Fomos para a cozinha e acabei fazendo uma caneca de chocolate para mim também.

— Senhor, eu estou sentindo mais frio aqui do que senti na Finlândia!

— São as roupas... me desculpe, mas vocês não estão preparados para o frio.

— Sei disso. E já que tocou no assunto, estamos fazendo uma campanha nas Clínicas para doar roupas e cobertores para as pessoas em situação de rua.

— Conte comigo! Já mandei alguns cobertores para os abrigos, mas ajudar sempre é bom.

— Ótimo! Uma das minhas clientes é dona de uma loja de enxovais e roupas, fechamos parceria com ela, só me fala quantos vão ser que ela já separa!

— Vocês já sabem como vão entregar?

— Você está lendo minha mente, cunhadinha! Ia te pedir esse favor.

Passamos uma boa parte da tarde arrumando a logística das entregas dos cobertores, ainda bem que tínhamos vans para fazer isso, e antes que anoitecesse, pelo menos dois abrigos receberam as doações.

Pepper não conseguiu ir para casa, nem era aconselhável, assim, acabei ganhando uma companhia para a noite, para a alegria de Stark, que estava todo quentinho, deitado no colo dela.

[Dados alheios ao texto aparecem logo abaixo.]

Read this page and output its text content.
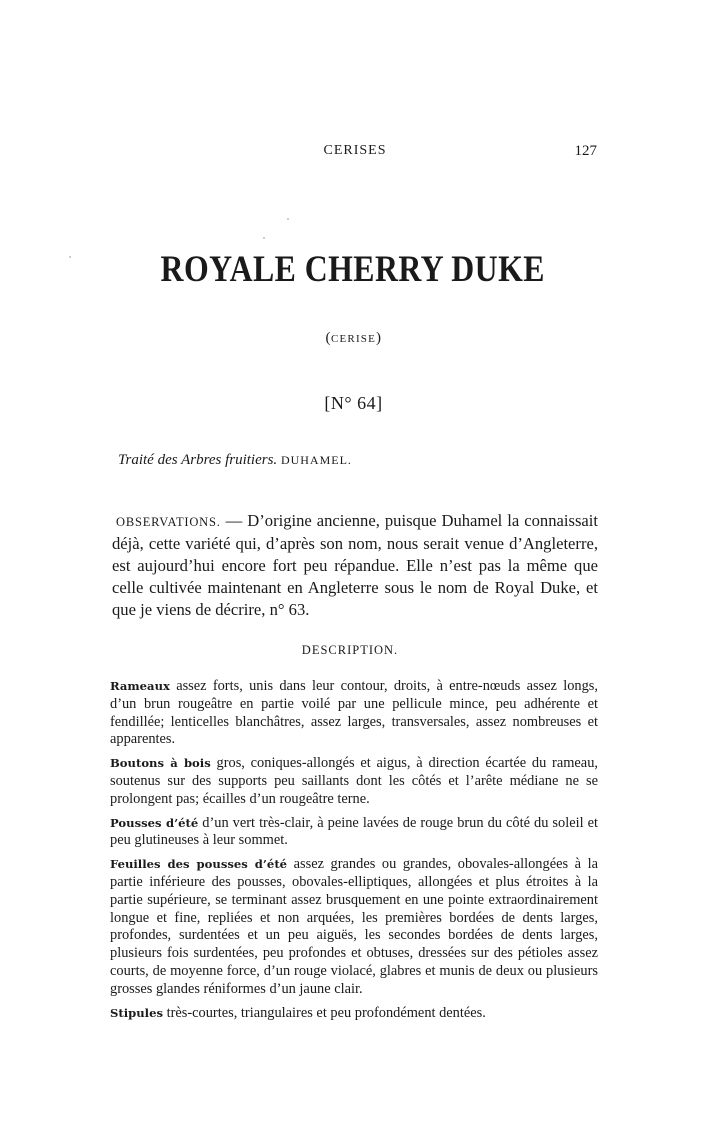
CERISES	127
ROYALE CHERRY DUKE
(CERISE)
[N° 64]
Traité des Arbres fruitiers. DUHAMEL.

OBSERVATIONS. — D’origine ancienne, puisque Duhamel la connaissait déjà, cette variété qui, d’après son nom, nous serait venue d’Angleterre, est aujourd’hui encore fort peu répandue. Elle n’est pas la même que celle cultivée maintenant en Angleterre sous le nom de Royal Duke, et que je viens de décrire, n° 63.

DESCRIPTION.

Rameaux assez forts, unis dans leur contour, droits, à entre-nœuds assez longs, d’un brun rougeâtre en partie voilé par une pellicule mince, peu adhérente et fendillée; lenticelles blanchâtres, assez larges, transversales, assez nombreuses et apparentes.

Boutons à bois gros, coniques-allongés et aigus, à direction écartée du rameau, soutenus sur des supports peu saillants dont les côtés et l’arête médiane ne se prolongent pas; écailles d’un rougeâtre terne.

Pousses d’été d’un vert très-clair, à peine lavées de rouge brun du côté du soleil et peu glutineuses à leur sommet.

Feuilles des pousses d’été assez grandes ou grandes, obovales-allongées à la partie inférieure des pousses, obovales-elliptiques, allongées et plus étroites à la partie supérieure, se terminant assez brusquement en une pointe extraordinairement longue et fine, repliées et non arquées, les premières bordées de dents larges, profondes, surdentées et un peu aiguës, les secondes bordées de dents larges, plusieurs fois surdentées, peu profondes et obtuses, dressées sur des pétioles assez courts, de moyenne force, d’un rouge violacé, glabres et munis de deux ou plusieurs grosses glandes réniformes d’un jaune clair.

Stipules très-courtes, triangulaires et peu profondément dentées.
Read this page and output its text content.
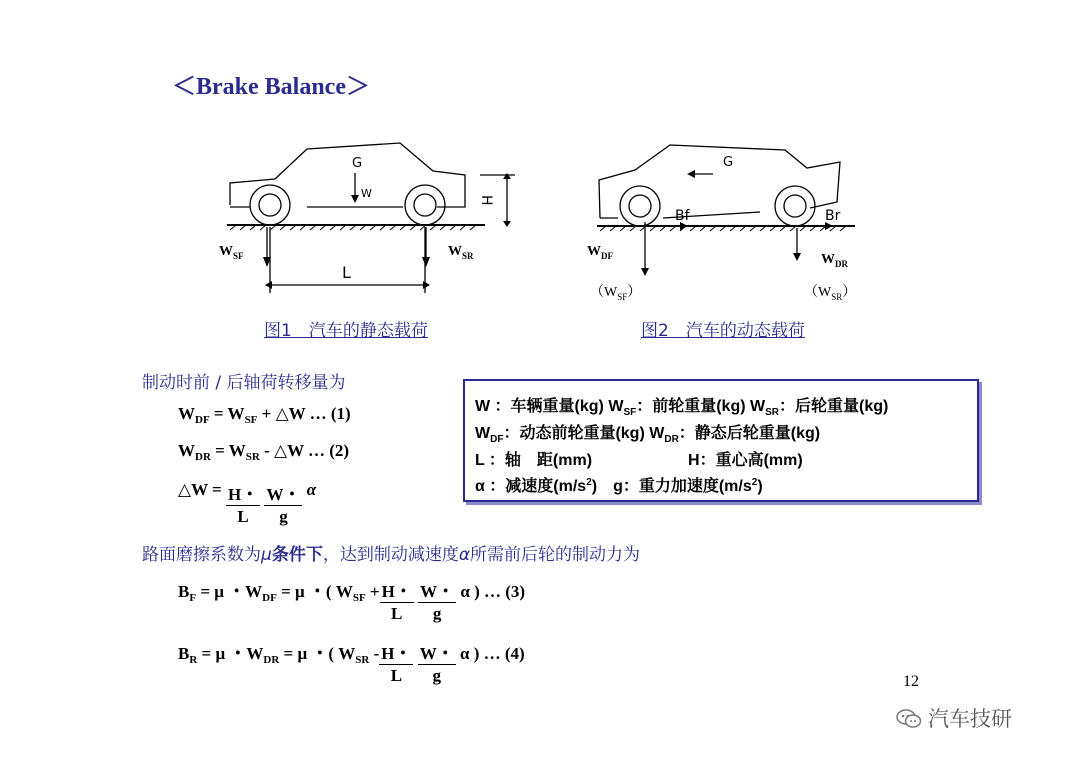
＜Brake Balance＞
G
W
H
L
$W_{SF}$	$W_{SR}$
图1　汽车的静态载荷
G
Bf	Br
$W_{DF}$	$W_{DR}$
$(W_{SF})$	$(W_{SR})$
图2　汽车的动态载荷
制动时前 / 后轴荷转移量为
$W_{DF} = W_{SF}$ + △W … (1)
$W_{DR} = W_{SR}$ - △W … (2)
△W = $\frac{H・}{L}$
$\frac{W・}{g}$ α
W ：车辆重量(kg) $W_{SF}$：前轮重量(kg) $W_{SR}$：后轮重量(kg)
$W_{DF}$：动态前轮重量(kg) $W_{DR}$：静态后轮重量(kg)
L ：轴　距(mm)	H：重心高(mm)
α ：减速度$(m/s^2)$　g：重力加速度$(m/s^2)$
路面磨擦系数为μ条件下，达到制动减速度α所需前后轮的制动力为
$B_F = \mu$ ・$W_{DF} = \mu$ ・( $W_{SF} + \frac{H・}{L}$
$\frac{W・}{g}$ α ) … (3)
$B_R = \mu$ ・$W_{DR} = \mu$ ・( $W_{SR} - \frac{H・}{L}$
$\frac{W・}{g}$ α ) … (4)
12
汽车技研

— Quem está esquentando quem? – Perguntei, quando finalmente consegui terminar o meu trabalho.

— Aquecimento mútuo! – Foi a resposta que recebi.

— Ainda acho que Stark está levando a melhor. Pits sentem muito frio por conta da pelagem curta.

— Algo que Thor e Loki não sentem... – Pepper comentou, vendo que os dois não faziam questão de se deitarem perto da lareira.

— Não mesmo. Estão se divertindo com a neve lá fora. – Garanti.

Os dois só foram chegar perto do fogo, quando me sentei na frente da TV, e não tinha outro assunto nos noticiários, do que o mal tempo.

A moça da previsão estava garantindo que a massa de ar polar ficaria por aqui até o final de semana, diminuindo no domingo, para se dissipar totalmente na terça-feira. Ou seja, mais oito dias de caos.

Foi recomendado que as pessoas buscassem abrigos e que ficassem de olho nas pessoas mais propensas a adoecerem, pois era melhor evitar o colapso de hospitais.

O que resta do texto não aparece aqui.